The qualities of the affinity rings related to the socio-personal are not the sort of qualities that can be artificially engendered from on high in a top-down organisational hierarchy, which is why socialism in the market economy is futile as well as being empirically imprudent. The economy is too complex, and people's tastes and incentives are too multifarious to be governed from the top down. What's happening with the economic left is that they are trying to rivet on to their (our) socio-personal socialism a justifiable market socialism, which is a bit like trying to justify sleeping at work on the grounds that we sleep at night in our own homes.

There is a natural limit to manageable social groups, beyond which socio-personal factors like kindness, generosity and reciprocity start to peter out. That's just another way of saying that the ties you have with strangers are weaker than those with people close to you. You've probably heard of the Dunbar number - its Robin Dunbar's suggested cognitive limit to the number of people with whom folk can maintain stable social relationships. The Dunbar number maxes out at about 150, after which maintenance of that social circle becomes prohibitive. Socio-personal socialism remains at its strongest in those Dunbar groups, but becomes diluted as we add more and more people to the mix.

If there's one thing that causes a chasm between economic socialists and libertarians it's that economic socialists have never made the proper distinction between the socio-personal economy and the market economy. It is through knowing that distinction that one can then realise that an increased number of participants increases the range of goods and services available, that then increases the value created in society by increasing the number of customers willing to partake in the mutually beneficial exchanges. It is through the socio-personal economy that value is created amongst friends and loved ones, but it is through the free market economy that value is created in the wider society.

In that sense, trade is a bit like doing good things for strangers. To succeed in the market economy requires innovation and ingenuity, as well as good character and reputation. Just as in biology copulation mixes up combinations of genes so that heritable survival traits occur more frequently for natural selection to act on the genotype, similarly the market economy produces survivability in business and commerce, where less-good suppliers are out-competed by better ones. A socialism that extended beyond the socio-personal into the market economy would be bound to retard innovation and progress, just as trying to organise biological organisms from on high would inevitably be less successful than the mechanism of natural selection already working in nature.
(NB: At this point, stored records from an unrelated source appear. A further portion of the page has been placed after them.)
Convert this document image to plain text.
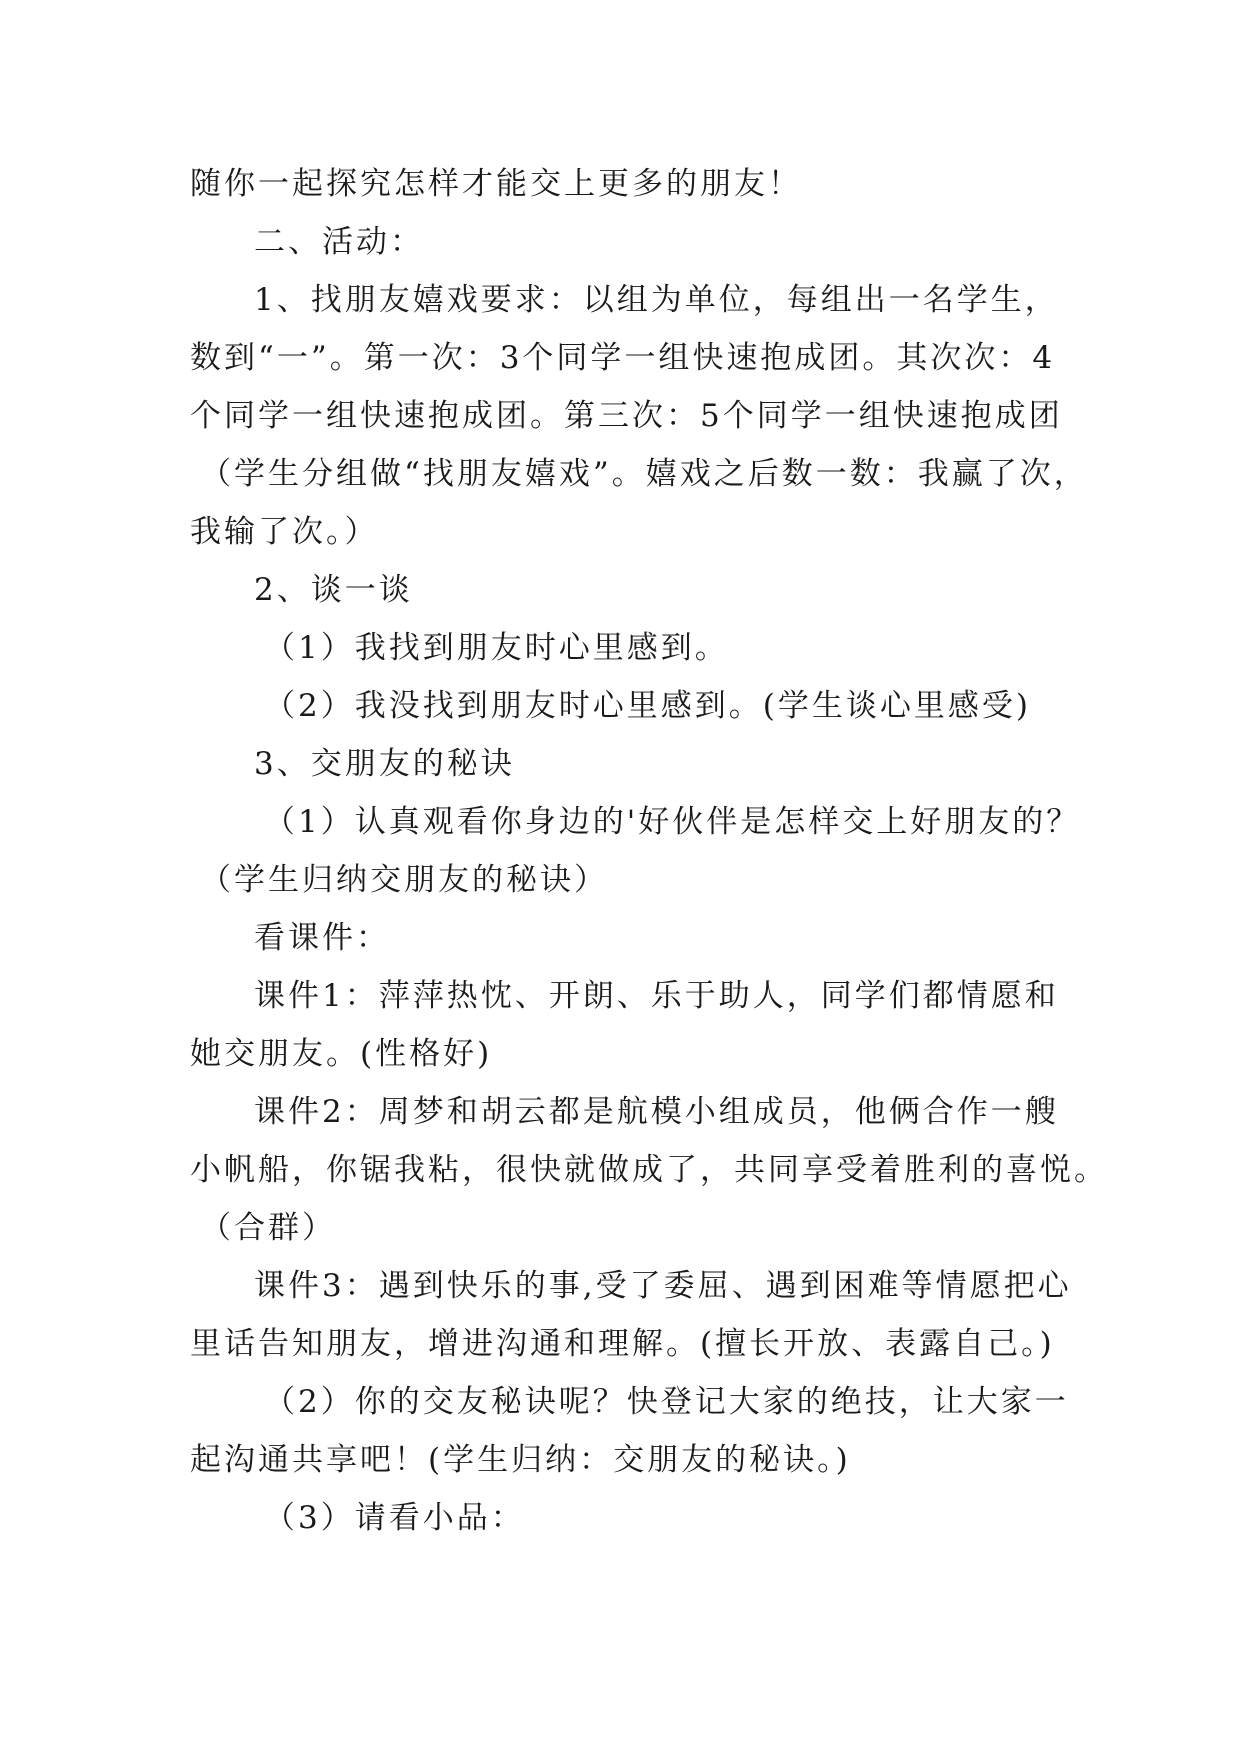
随你一起探究怎样才能交上更多的朋友！

二、活动：

1、找朋友嬉戏要求：以组为单位，每组出一名学生，

数到“一”。第一次：3个同学一组快速抱成团。其次次：4

个同学一组快速抱成团。第三次：5个同学一组快速抱成团

（学生分组做“找朋友嬉戏”。嬉戏之后数一数：我赢了次，

我输了次。）

2、谈一谈

（1）我找到朋友时心里感到。

（2）我没找到朋友时心里感到。(学生谈心里感受)

3、交朋友的秘诀

（1）认真观看你身边的'好伙伴是怎样交上好朋友的？

（学生归纳交朋友的秘诀）

看课件：

课件1：萍萍热忱、开朗、乐于助人，同学们都情愿和

她交朋友。(性格好)

课件2：周梦和胡云都是航模小组成员，他俩合作一艘

小帆船，你锯我粘，很快就做成了，共同享受着胜利的喜悦。

（合群）

课件3：遇到快乐的事,受了委屈、遇到困难等情愿把心

里话告知朋友，增进沟通和理解。(擅长开放、表露自己。)

（2）你的交友秘诀呢？快登记大家的绝技，让大家一

起沟通共享吧！(学生归纳：交朋友的秘诀。)

（3）请看小品：
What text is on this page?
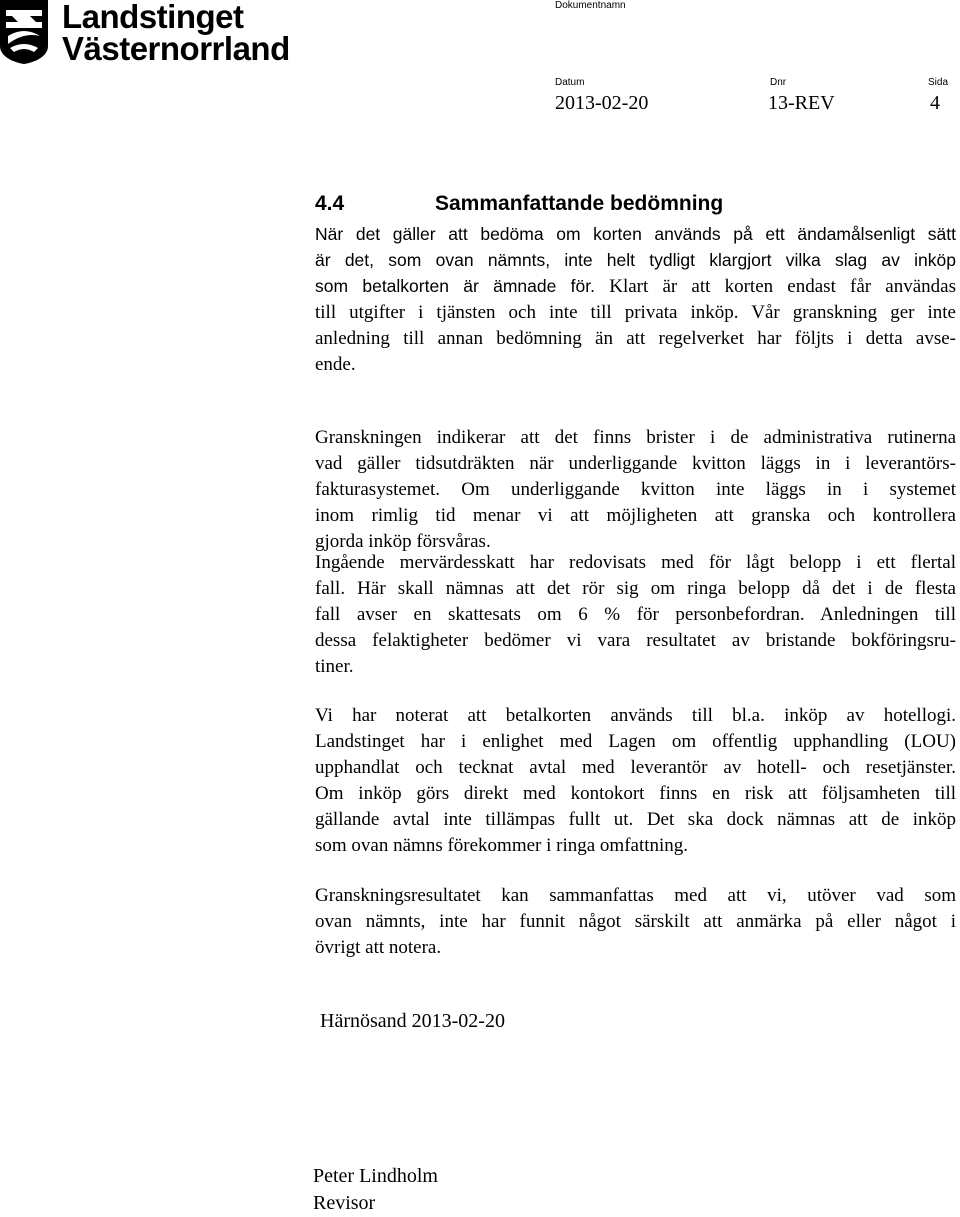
Landstinget
Västernorrland
Dokumentnamn
Datum	Dnr	Sida
2013-02-20	13-REV	4
4.4	Sammanfattande bedömning
När det gäller att bedöma om korten används på ett ändamålsenligt sätt
är det, som ovan nämnts, inte helt tydligt klargjort vilka slag av inköp
som betalkorten är ämnade för. Klart är att korten endast får användas
till utgifter i tjänsten och inte till privata inköp. Vår granskning ger inte
anledning till annan bedömning än att regelverket har följts i detta avse-
ende.
Granskningen indikerar att det finns brister i de administrativa rutinerna
vad gäller tidsutdräkten när underliggande kvitton läggs in i leverantörs-
fakturasystemet. Om underliggande kvitton inte läggs in i systemet
inom rimlig tid menar vi att möjligheten att granska och kontrollera
gjorda inköp försvåras.
Ingående mervärdesskatt har redovisats med för lågt belopp i ett flertal
fall. Här skall nämnas att det rör sig om ringa belopp då det i de flesta
fall avser en skattesats om 6 % för personbefordran. Anledningen till
dessa felaktigheter bedömer vi vara resultatet av bristande bokföringsru-
tiner.
Vi har noterat att betalkorten används till bl.a. inköp av hotellogi.
Landstinget har i enlighet med Lagen om offentlig upphandling (LOU)
upphandlat och tecknat avtal med leverantör av hotell- och resetjänster.
Om inköp görs direkt med kontokort finns en risk att följsamheten till
gällande avtal inte tillämpas fullt ut. Det ska dock nämnas att de inköp
som ovan nämns förekommer i ringa omfattning.
Granskningsresultatet kan sammanfattas med att vi, utöver vad som
ovan nämnts, inte har funnit något särskilt att anmärka på eller något i
övrigt att notera.
Härnösand 2013-02-20
Peter Lindholm
Revisor
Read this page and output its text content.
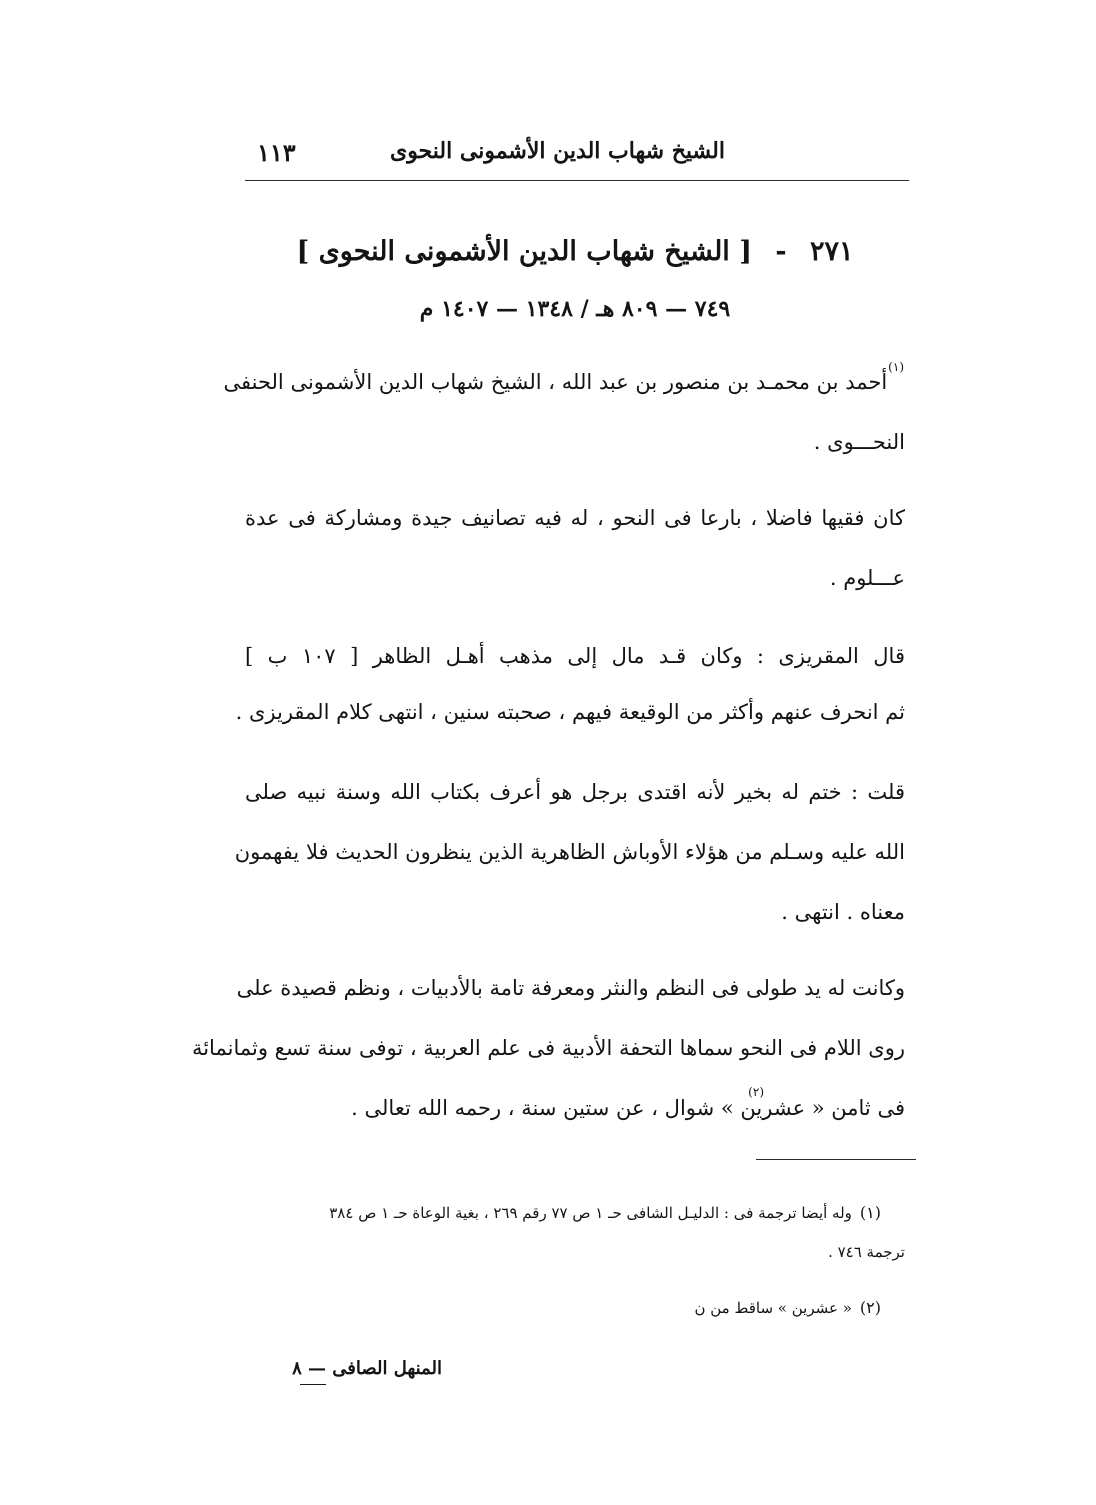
الشيخ شهاب الدين الأشمونى النحوى
١١٣
٢٧١ - [ الشيخ شهاب الدين الأشمونى النحوى ]
٧٤٩ — ٨٠٩ هـ / ١٣٤٨ — ١٤٠٧ م
$^{(١)}$أحمد بن محمـد بن منصور بن عبد الله ، الشيخ شهاب الدين الأشمونى الحنفى
النحـــوى .
كان فقيها فاضلا ، بارعا فى النحو ، له فيه تصانيف جيدة ومشاركة فى عدة
عـــلوم .
قال المقريزى : وكان قـد مال إلى مذهب أهـل الظاهر [ ١٠٧ ب ]
ثم انحرف عنهم وأكثر من الوقيعة فيهم ، صحبته سنين ، انتهى كلام المقريزى .
قلت : ختم له بخير لأنه اقتدى برجل هو أعرف بكتاب الله وسنة نبيه صلى
الله عليه وسـلم من هؤلاء الأوباش الظاهرية الذين ينظرون الحديث فلا يفهمون
معناه . انتهى .
وكانت له يد طولى فى النظم والنثر ومعرفة تامة بالأدبيات ، ونظم قصيدة على
روى اللام فى النحو سماها التحفة الأدبية فى علم العربية ، توفى سنة تسع وثمانمائة
فى ثامن « عشرين » شوال ، عن ستين سنة ، رحمه الله تعالى .
(٢)
(١)وله أيضا ترجمة فى : الدليـل الشافى حـ ١ ص ٧٧ رقم ٢٦٩ ، بغية الوعاة حـ ١ ص ٣٨٤
ترجمة ٧٤٦ .
(٢)« عشرين » ساقط من ن
المنهل الصافى — ٨
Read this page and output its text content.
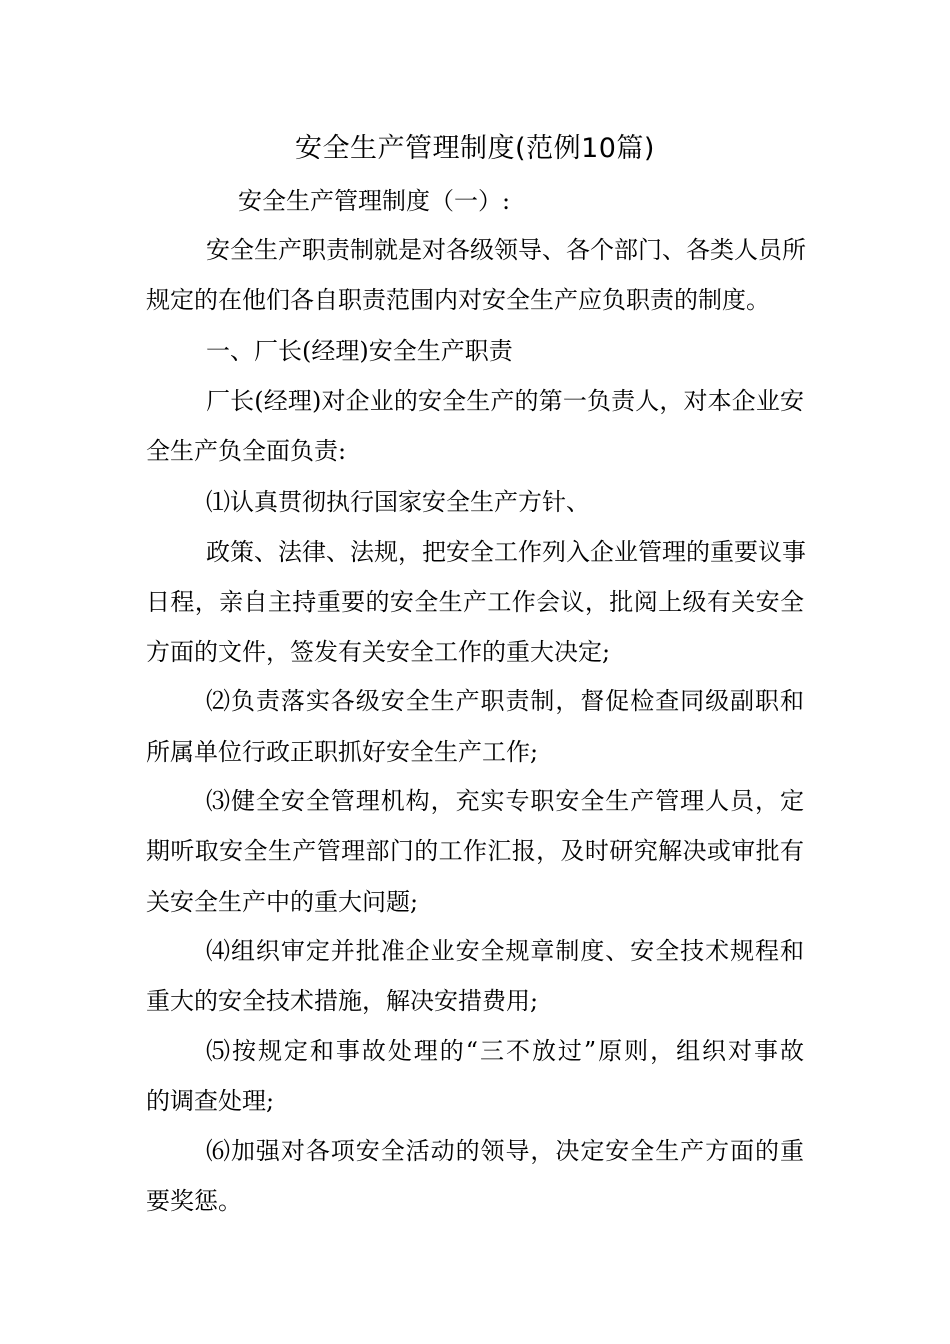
安全生产管理制度(范例10篇)
安全生产管理制度（一）:
安全生产职责制就是对各级领导、各个部门、各类人员所
规定的在他们各自职责范围内对安全生产应负职责的制度。
一、厂长(经理)安全生产职责
厂长(经理)对企业的安全生产的第一负责人，对本企业安
全生产负全面负责:
⑴认真贯彻执行国家安全生产方针、
政策、法律、法规，把安全工作列入企业管理的重要议事
日程，亲自主持重要的安全生产工作会议，批阅上级有关安全
方面的文件，签发有关安全工作的重大决定;
⑵负责落实各级安全生产职责制，督促检查同级副职和
所属单位行政正职抓好安全生产工作;
⑶健全安全管理机构，充实专职安全生产管理人员，定
期听取安全生产管理部门的工作汇报，及时研究解决或审批有
关安全生产中的重大问题;
⑷组织审定并批准企业安全规章制度、安全技术规程和
重大的安全技术措施，解决安措费用;
⑸按规定和事故处理的“三不放过”原则，组织对事故
的调查处理;
⑹加强对各项安全活动的领导，决定安全生产方面的重
要奖惩。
The upshot is, socialism only works successfully in small groups, and the market economy is not a small group - ergo, socialism doesn't work in a market economy. The benefit of the market economy is that trading with strangers transcends the limitations of the Dunbar-esque socio-personal economy, bringing about huge mutual benefits, not just for both buyer and seller, but also to everyone in society too. To try to arrange such an economy in an attempt to mirror the socio-personal economy, as socialists try to do, is a bit like being in a field full of 30 million bees trying to make them all fly clockwise.